O que Lobato escreveu — e por que importa
Em obras como
"Caçadas de Pedrinho" e em textos de não ficção, Lobato expressa
visões explicitamente racistas sobre a população negra brasileira, descrevendo
personagens com estereótipos que reproduzem e reforçam o imaginário
desumanizador do período pós-escravidão. Em 2010, o Conselho Nacional de
Educação chegou a receber uma representação pedindo a retirada de uma de suas
obras do Programa Nacional Biblioteca da Escola — o debate foi intenso e não
teve desfecho definitivo.
Ignorar isso
seria uma forma de cumplicidade. Mas banir Lobato das escolas seria também um
equívoco: empobreceria o repertório literário das crianças e perderia a
oportunidade pedagógica mais valiosa que a literatura pode oferecer — a de
mostrar que os livros são reflexos do seu tempo, e que ler criticamente é uma
habilidade que se aprende.
Lobato
não precisa ser um herói sem manchas para ser estudado. Ele pode ser estudado
exatamente por ter manchas — e é nesse estudo que a educação antirracista
encontra um de seus territórios mais férteis.
Como abordar o tema em sala de aula
Especialistas
em educação antirracista recomendam o que chamam de leitura contextualizada:
apresentar o texto literário junto com seu contexto histórico, social e
político. Isso não significa justificar o preconceito, mas explicar de onde ele
veio — e por que ele é errado.
Para crianças
menores, a conversa pode começar com perguntas simples: "Você acha justo o
jeito como esse personagem foi descrito? Por quê?" Esse exercício
desenvolve empatia, pensamento crítico e a capacidade de questionar o que está
escrito — habilidades essenciais para qualquer leitor.
Para alunos
mais velhos, o estudo de Lobato pode ser enriquecido com textos de autores
negros brasileiros do mesmo período — como Lima Barreto, que escreveu sobre as
contradições do Brasil pós-abolição com uma perspectiva radicalmente diferente.
A comparação entre as duas vozes é, por si só, uma aula poderosa.
O papel das famílias nessa conversa
A escola não
é o único espaço onde essa conversa precisa acontecer. Pais e responsáveis têm
papel fundamental em mediar a relação das crianças com o que leem — incluindo
os clássicos problemáticos.
Uma boa
prática é ler junto com a criança e conversar sobre as passagens que incomodam.
Frases como "Esse livro foi escrito há muito tempo, quando as pessoas
pensavam de um jeito que hoje sabemos que é errado" criam um diálogo
honesto sem transformar a leitura em experiência traumática ou proibida.
O objetivo
não é proteger as crianças do passado, mas prepará-las para compreendê-lo — e
para construir um futuro diferente.
Celebrar Lobato é também problematizá-lo
O Dia
Nacional do Livro Infantil pode e deve ser uma celebração genuína da literatura
brasileira para crianças.
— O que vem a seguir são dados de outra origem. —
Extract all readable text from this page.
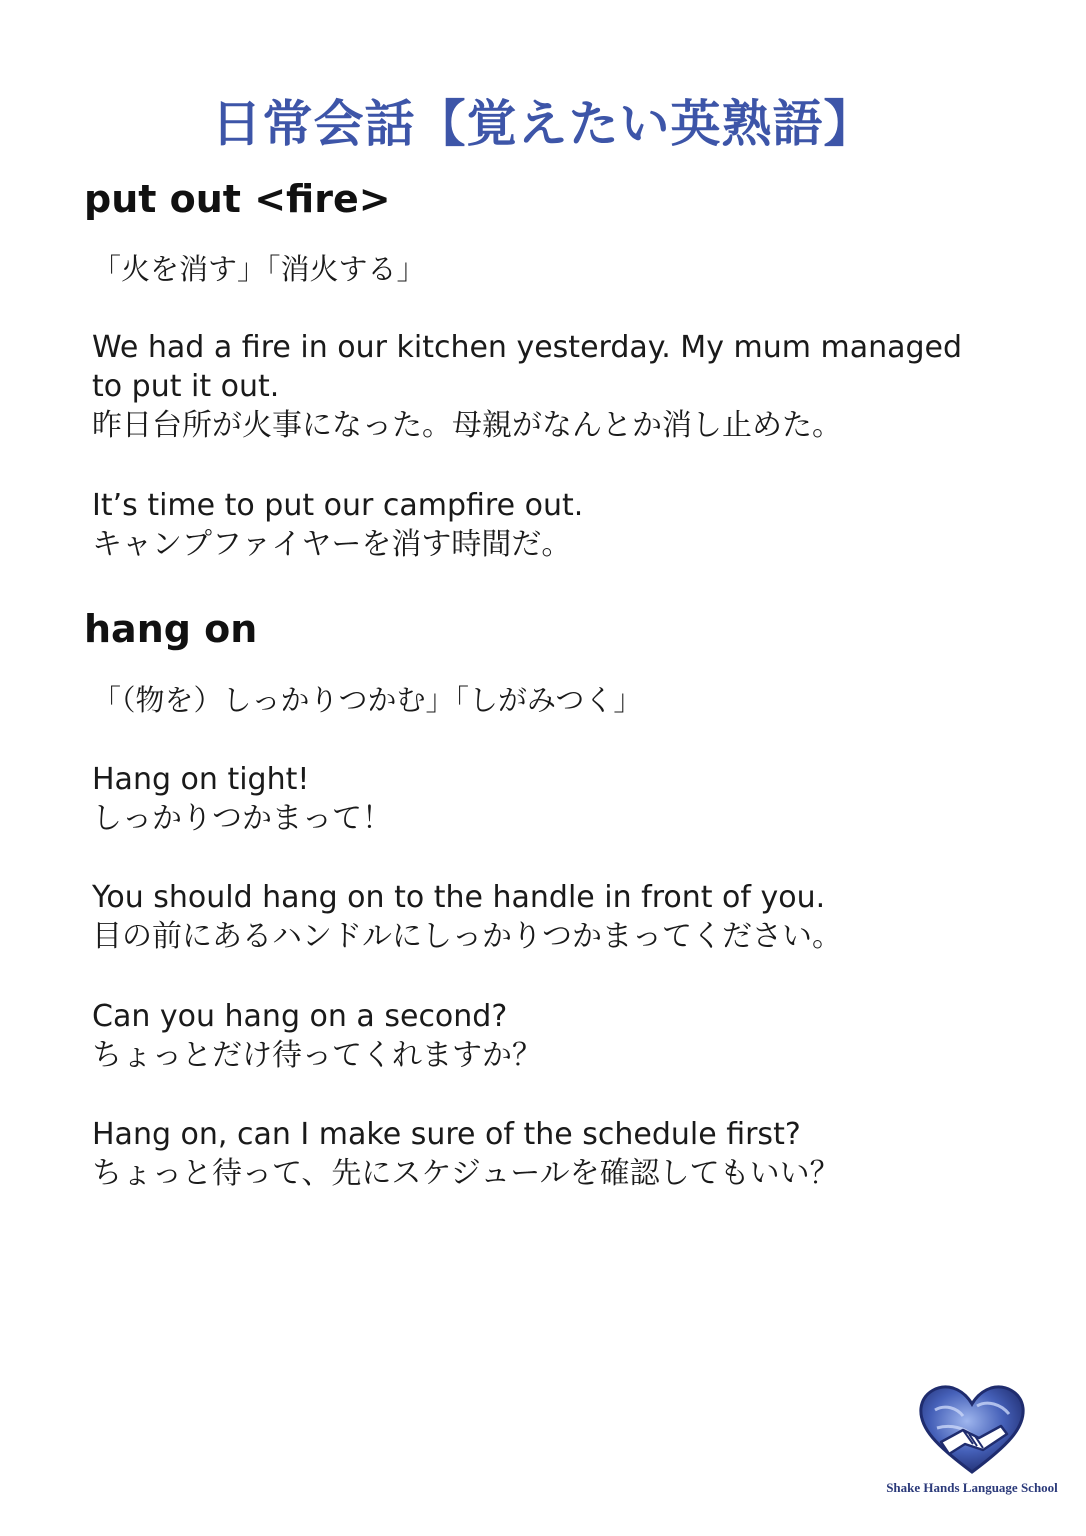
日常会話【覚えたい英熟語】
put out <fire>
「火を消す」「消火する」
We had a fire in our kitchen yesterday. My mum managed
to put it out.
昨日台所が火事になった。母親がなんとか消し止めた。
It’s time to put our campfire out.
キャンプファイヤーを消す時間だ。
hang on
「（物を）しっかりつかむ」「しがみつく」
Hang on tight!
しっかりつかまって！
You should hang on to the handle in front of you.
目の前にあるハンドルにしっかりつかまってください。
Can you hang on a second?
ちょっとだけ待ってくれますか？
Hang on, can I make sure of the schedule first?
ちょっと待って、先にスケジュールを確認してもいい？
Shake Hands Language School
Lobato tem obras de beleza e criatividade
indiscutíveis, que seguem encantando leitores de todas as idades. Reconhecer
isso não exige apagar o que foi problemático.
Uma educação
honesta e comprometida com a equidade racial é capaz de fazer as duas coisas ao
mesmo tempo: valorizar o legado literário de Lobato e ensinar as crianças a
olhar com olhos críticos para qualquer texto — inclusive para os clássicos que,
por muito tempo, foram apresentados como perfeitos e inquestionáveis.